Extravagant Love

Extravagant Love

At the beginning of John 12 there is a brief but incredible story with a rich cast of characters. First is Lazarus, recently raised by Jesus from the dead and his resurrection is the catalyst for this whole episode. Here he is at the dinner table once again. The Gospels tell a handful of stories about Jesus bringing the dead back to life, but this is the only one for which we get some followup. What is it like for Mary and Martha to have their brother back after he was dead for four whole days? Are they poking him every few minutes to make sure he’s real and they’re not just dreaming? And of course, what is this like for Lazarus? What does he have to say about his experience? All the people from nearby, who knew of and mourned his death, are now showing up at their house to see him with their own eyes. Does Lazarus feel like a zoo animal? Or is he excited to share his story with as many people as will hear it? Sadly, the fact that his story is bringing people to faith in Jesus is putting something of a target on Lazarus’ back. The religious authorities don’t like how many people are flocking to Jesus as a direct result of Lazarus, so they decide that not only must Jesus die, but Lazarus too.

Next is Lazarus’ sister Mary, who steals the show here in John 12. She’s so overwhelmed with gratitude and joy toward Jesus for the gift of having her brother back that she takes a bottle of expensive perfume and pours it all out to anoint Jesus’ feet. She must express her love for Jesus and she must express it in the most extravagant way she knows how. Now the fragrance filling the room matches the fragrance of gratitude that was already there.
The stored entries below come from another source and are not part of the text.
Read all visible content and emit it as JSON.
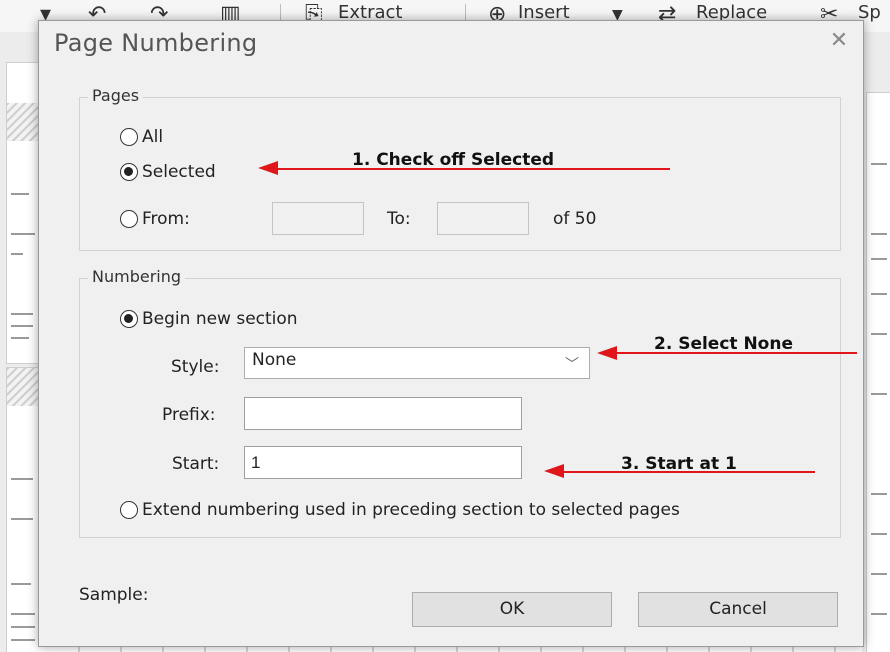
{
  "toolbar": {
    "extract_label": "Extract",
    "insert_label": "Insert",
    "replace_label": "Replace",
    "split_label": "Sp"
  },
  "dialog": {
    "title": "Page Numbering",
    "close_symbol": "✕",
    "pages": {
      "legend": "Pages",
      "all_label": "All",
      "selected_label": "Selected",
      "from_label": "From:",
      "from_value": "",
      "to_label": "To:",
      "to_value": "",
      "of_total": "of 50",
      "selected_option": "Selected"
    },
    "numbering": {
      "legend": "Numbering",
      "begin_new_section_label": "Begin new section",
      "style_label": "Style:",
      "style_value": "None",
      "prefix_label": "Prefix:",
      "prefix_value": "",
      "start_label": "Start:",
      "start_value": "1",
      "extend_label": "Extend numbering used in preceding section to selected pages",
      "selected_option": "Begin new section"
    },
    "sample_label": "Sample:",
    "ok_label": "OK",
    "cancel_label": "Cancel"
  },
  "annotations": {
    "step1": "1. Check off Selected",
    "step2": "2. Select None",
    "step3": "3. Start at 1",
    "arrow_color": "#e0161b"
  }
}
Which brings us to the final of our rich cast of characters in this episode. Judas Iscariot himself. “Why was this perfume not sold for three hundred denarii and the money given to the poor?” he asks. The narrator interjects to tells us that Judas’ real motivation here is to handle the money and embezzle a little for himself. But even so, the concern he’s voicing is not without logic (a concern shared by all the disciples in similar stories in Matthew 26 and Mark 14). Three hundred denarii is roughly a year’s worth of income! This single bottle of perfume, however Mary came into possession of it, is worth tens of thousands of dollars. Of course we wouldn’t deny how much good that money could do in the hands of a faithful and productive ministry.

“Leave her alone,” Jesus answers. Mary’s act of extravagant love is not only permissible, but perfectly appropriate. With this perfume, she is already initiating a kind of burial ritual for Jesus and preparing us for his imminent death. But she also knows that all the good to be done in the world can’t come at the expense of simply showering Jesus with our love and adoration. Jesus is so wonderful, so beautiful and lovely, so abundantly worthy of our adoration that there come these moments when all else, even many good and necessary things, fade away into our love for him. We’ll never run out of opportunities to minister to the poor, says Jesus. So taking time to express love, gratitude and joy must not run out either. And if those expressions are extravagant and lavish and over the top, so be it. Let our love and joy and gratitude take every form that Jesus deserves.